For the most part, Ayotte let Stephanopoulos ask his questions, many of them way longer and more involved than any he was able to ask Rahm, and some containing anti-Romney info—for example, Stephanopoulos asks Ayotte about the Romney-signed SEC forms and mentions that Romney “attended board meetings of at least one company funded by Bain in that 1999 to 2002 period, that he received at least $100,000 for two separate years as an executive of Bain.” A bit later, Ayotte again listened politely while Stephanopoulos asks a question that includes the news, “….our Washington Post-ABC News poll shows that … more than half of Americans are most concerned about the next four years, and among those Americans, President Obama leads by 23 percent.” 

Yes, it’s Stephanopoulos’s show, but can anyone imagine Rahm sitting still for that? He would have seen those negative nuggets coming and stopped Stephanopoulos in mid-syllable.

One week ago, Emanuel appeared on CBS Evening News with Scott Pelley. Emanuel made his case for what he’s doing about Chicago’s skyrocketing murder rate, pushing toward 280 so far this year, up 39 percent. Don’t forget, Rahm repeated, that other crimes—“burglary, armed robbery, theft"—are down by 10 percent. 
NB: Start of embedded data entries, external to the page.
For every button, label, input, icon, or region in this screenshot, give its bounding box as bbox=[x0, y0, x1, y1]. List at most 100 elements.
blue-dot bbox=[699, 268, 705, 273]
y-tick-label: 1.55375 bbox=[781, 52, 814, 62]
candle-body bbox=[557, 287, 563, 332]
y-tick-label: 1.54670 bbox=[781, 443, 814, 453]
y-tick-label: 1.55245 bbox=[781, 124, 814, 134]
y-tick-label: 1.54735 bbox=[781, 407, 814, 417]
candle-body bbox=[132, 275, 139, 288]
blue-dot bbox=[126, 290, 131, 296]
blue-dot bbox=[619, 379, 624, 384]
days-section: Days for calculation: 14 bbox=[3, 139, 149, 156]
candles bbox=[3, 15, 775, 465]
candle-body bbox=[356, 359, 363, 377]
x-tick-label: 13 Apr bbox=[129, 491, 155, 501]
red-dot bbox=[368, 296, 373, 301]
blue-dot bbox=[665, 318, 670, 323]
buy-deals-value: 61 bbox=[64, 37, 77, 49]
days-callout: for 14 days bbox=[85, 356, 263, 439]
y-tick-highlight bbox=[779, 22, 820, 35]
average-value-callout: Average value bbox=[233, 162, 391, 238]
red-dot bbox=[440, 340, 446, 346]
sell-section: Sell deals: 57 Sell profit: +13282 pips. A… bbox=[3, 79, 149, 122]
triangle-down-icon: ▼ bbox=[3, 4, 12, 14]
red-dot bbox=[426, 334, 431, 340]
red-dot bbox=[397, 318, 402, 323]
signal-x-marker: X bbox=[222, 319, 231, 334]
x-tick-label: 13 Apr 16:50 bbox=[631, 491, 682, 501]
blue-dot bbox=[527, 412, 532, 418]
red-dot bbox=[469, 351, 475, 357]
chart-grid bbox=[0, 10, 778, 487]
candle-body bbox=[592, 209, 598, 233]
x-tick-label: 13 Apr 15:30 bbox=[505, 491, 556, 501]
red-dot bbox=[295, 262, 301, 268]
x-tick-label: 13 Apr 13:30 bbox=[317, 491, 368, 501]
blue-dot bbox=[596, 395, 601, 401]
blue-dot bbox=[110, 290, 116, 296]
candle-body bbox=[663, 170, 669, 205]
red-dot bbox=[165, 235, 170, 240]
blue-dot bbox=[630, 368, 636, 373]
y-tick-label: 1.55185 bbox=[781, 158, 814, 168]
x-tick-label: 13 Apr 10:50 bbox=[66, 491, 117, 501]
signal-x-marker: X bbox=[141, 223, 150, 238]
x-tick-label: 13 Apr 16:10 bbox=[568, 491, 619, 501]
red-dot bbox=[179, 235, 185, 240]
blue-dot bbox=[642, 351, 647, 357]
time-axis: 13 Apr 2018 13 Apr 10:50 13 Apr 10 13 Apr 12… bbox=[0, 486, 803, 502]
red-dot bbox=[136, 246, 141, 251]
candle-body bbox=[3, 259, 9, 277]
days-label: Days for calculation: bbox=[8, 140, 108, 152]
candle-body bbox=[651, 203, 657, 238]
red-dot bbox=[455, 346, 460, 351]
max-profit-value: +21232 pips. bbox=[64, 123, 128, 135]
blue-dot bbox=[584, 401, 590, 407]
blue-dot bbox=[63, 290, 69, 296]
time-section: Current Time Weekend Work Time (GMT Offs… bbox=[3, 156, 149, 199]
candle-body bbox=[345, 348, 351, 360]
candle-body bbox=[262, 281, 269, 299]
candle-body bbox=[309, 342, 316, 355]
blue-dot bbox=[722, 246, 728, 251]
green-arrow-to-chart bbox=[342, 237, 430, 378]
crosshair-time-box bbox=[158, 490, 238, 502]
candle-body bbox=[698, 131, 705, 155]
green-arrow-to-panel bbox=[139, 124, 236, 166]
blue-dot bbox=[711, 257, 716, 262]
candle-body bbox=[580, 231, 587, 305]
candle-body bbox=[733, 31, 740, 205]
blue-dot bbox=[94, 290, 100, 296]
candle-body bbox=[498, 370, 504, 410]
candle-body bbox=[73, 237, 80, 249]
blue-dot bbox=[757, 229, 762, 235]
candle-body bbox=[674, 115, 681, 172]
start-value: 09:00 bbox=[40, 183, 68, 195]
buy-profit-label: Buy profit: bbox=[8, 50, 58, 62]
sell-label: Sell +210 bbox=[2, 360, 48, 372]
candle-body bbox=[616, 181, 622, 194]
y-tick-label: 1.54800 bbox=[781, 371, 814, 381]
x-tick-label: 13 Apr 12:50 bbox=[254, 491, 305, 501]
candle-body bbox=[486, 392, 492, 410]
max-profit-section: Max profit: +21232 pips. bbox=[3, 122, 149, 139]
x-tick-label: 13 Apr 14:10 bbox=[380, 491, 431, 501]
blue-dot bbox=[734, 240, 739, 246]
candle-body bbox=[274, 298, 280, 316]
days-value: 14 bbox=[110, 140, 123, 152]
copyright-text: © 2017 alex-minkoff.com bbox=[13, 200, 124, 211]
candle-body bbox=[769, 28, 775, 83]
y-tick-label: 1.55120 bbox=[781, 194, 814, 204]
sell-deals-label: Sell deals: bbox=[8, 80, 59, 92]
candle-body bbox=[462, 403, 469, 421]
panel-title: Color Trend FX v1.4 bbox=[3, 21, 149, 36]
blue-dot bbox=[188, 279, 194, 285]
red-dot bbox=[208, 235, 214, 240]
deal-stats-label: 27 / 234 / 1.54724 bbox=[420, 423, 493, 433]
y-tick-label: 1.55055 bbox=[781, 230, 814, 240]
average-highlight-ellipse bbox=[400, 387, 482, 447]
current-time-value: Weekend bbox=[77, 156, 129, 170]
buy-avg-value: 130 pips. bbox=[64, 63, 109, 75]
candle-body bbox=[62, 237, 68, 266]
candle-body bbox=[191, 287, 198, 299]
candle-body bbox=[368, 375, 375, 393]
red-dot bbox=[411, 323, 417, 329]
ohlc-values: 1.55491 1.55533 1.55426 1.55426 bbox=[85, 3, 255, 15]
These national appearances, happening at a time when the city he leads is literally bleeding, feed my hunch that Emanuel is looking ahead to a national stage. Sunday’s alpha-male, attack-dog performance makes one wonder if Rahm isn’t auditioning to be Hillary’s vice president in 2016.

Joe Biden is showing during this campaign that he can be tough, but also comically inept and off-message. Rahm may be a lot of things, but off-message isn’t one of them.